Last year the Stonehenge Hidden Landscape Project was surveying at Durrington Walls henge and they thought the Geophys had turned up a circle of buried stones. The circle was much larger than Stonehenge itself and appeared to fit into the giant proportions of the bank and ditch system at Durrington Walls. It was just a matter of time before archaeologists got out their  spades and investigated what their radar images had shown up. It seems there are no buried stones. All they found are holes in the chalk archaeology that once held wooden posts (but were filled in with lumps of chalk and chalk debris, presumably what had been dug out in the first place). See http://phys.org/print390638952.html … and we learn the researchers are now speculating the circle was never finished and was abandoned. The same story pops up on most media outlets and will be a feature of the archaeological press in later months (when mor information is gleaned).
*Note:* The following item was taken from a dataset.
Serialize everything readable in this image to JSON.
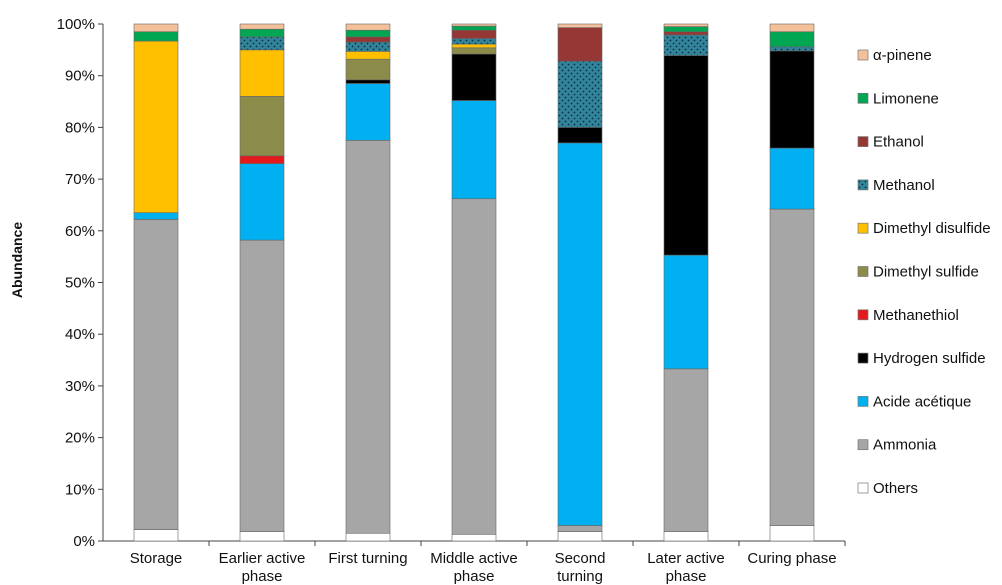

Speculation at the moment is that the Beaker Folk turned up with a different religion and supplanted the previous belief system (whatever that might have been) hence the abandonment in the middle of construction. Little is known about the Beaker Folk but there is evidence they were at Stonehenge. However, the idea of an ancient religion is probably the wrong end of the stick and it is likely that whatever object in the sky was the focus of attention, changes in the orbit may have led to a re-evaluation of the energy expended on the new circle. Stonehenge itself was revamped on several occasions so something was happening to make them switch plans. The theory that a comet was in the process of breaking up at this time has been suggested by astronomers but has not percolated down to archaeologists – as yet. Moe Mandelkehr in his '2300BC Event' assumed a large meteor storm was in play – yet a comet breaking apart, into two or three pieces, may be all that is required to explain the change of plan. The other possibility is that a comet broke apart into a lot of pieces and subsequently became invisible, or mostly invisible (flaring up now and again) as that appears to be the situation in the second millennium BC. We don't have descriptions of comets looming large but a focus on pieces of former comets (such as the Greek Heruclidae, or pieces of Herakles).